Delle centinaia che abbiamo fatto, ho ricordi belli e bellissimi. Non saprei sceglierne tra loro, forse quelli in cui ho dato inizio a qualche storia sentimentale. Quelli che però finiscono per venirti in mente più spesso, sono i ricordi peggiori, mi riferisco ai concerti in cui c’erano poche persone.
Nei panni di spettatore, ce ne fu uno memorabile, quello dei Pink Floyd a Venezia nel 1989, al quale non sei riuscito ad arrivare, che però ha dato vita a una bella storia. Ti va di raccontarcela?
Già, sono stato lautamente ricompensato per il fatto di non aver potuto assistere a quel concerto. Ne ho scritto una canzone, Pin Floi, che senza tanta pubblicità ha fatto il giro del mondo e mi chiedo ancora oggi come sia stato possibile.
Da un altro mitico concerto, a cui però sei arrivato per tempo, nacquero i Pitura Freska. Sto parlando del 27 giugno 1980 quando a Milano suonò Bob Marley in una delle due uniche tappe in Italia della sua vita.
I Pitura Freska in realtà esistevano già, solo che erano un gruppo di hip hop demenziale. Dopo aver assistito a quel concerto sono tornato a casa e ho provato a sperimentare, facendo reggae in dialetto.
Conservi delle emozioni di quella notte in cui Marley cambiò il corso della tua vita?

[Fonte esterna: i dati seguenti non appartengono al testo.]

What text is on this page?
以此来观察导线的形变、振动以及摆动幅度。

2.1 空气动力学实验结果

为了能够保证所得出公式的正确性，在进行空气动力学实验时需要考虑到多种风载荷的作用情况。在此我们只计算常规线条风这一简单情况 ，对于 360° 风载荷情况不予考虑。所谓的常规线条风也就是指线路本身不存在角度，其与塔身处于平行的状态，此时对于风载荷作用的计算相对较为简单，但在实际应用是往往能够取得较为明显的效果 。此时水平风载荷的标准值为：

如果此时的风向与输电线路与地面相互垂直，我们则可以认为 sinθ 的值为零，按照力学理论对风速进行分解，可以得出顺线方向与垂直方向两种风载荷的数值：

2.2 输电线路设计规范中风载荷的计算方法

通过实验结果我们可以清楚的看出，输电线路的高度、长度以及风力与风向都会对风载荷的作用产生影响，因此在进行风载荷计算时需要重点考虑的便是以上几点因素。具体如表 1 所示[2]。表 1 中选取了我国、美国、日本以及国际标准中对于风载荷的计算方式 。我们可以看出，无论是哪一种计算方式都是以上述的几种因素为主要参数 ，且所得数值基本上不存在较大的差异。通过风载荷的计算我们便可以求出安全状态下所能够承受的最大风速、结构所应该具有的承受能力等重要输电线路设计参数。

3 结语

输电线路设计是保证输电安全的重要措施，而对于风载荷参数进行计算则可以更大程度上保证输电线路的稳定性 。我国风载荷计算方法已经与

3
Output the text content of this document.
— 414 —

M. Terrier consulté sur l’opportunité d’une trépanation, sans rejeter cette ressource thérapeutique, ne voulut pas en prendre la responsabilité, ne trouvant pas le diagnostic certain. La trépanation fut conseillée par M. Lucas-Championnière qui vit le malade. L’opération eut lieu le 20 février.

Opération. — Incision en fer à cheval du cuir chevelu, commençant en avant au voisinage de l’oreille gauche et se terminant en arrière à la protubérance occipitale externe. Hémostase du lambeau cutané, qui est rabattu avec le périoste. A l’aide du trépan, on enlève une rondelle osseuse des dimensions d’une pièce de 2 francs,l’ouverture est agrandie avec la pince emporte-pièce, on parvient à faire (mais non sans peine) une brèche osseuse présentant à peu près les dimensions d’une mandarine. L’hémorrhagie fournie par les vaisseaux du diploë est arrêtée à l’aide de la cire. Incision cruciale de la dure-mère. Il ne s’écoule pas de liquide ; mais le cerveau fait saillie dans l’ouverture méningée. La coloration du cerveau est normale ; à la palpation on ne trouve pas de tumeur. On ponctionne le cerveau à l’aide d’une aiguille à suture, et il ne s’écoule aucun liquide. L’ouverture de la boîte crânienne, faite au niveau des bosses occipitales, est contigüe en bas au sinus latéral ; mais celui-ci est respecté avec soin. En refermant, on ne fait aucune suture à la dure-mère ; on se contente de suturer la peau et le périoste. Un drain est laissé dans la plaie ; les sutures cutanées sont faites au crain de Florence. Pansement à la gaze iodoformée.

È stato abbastanza impressionante perché quel giorno a Milano c’erano 100mila persone che ballavano sia in campo sia sugli spalti. È stato magico. Il giorno seguente, come programmato, andai a vedere i Led Zeppelin a Zurigo e fu davvero incredibile, ma niente, niente, in confronto a Bob Marley. Quel concerto rappresenta ancora oggi qualcosa di unico per me.
Da lì la scelta di dedicarti al reggae, in dialetto. Una scelta a quel tempo inusuale. Come mai?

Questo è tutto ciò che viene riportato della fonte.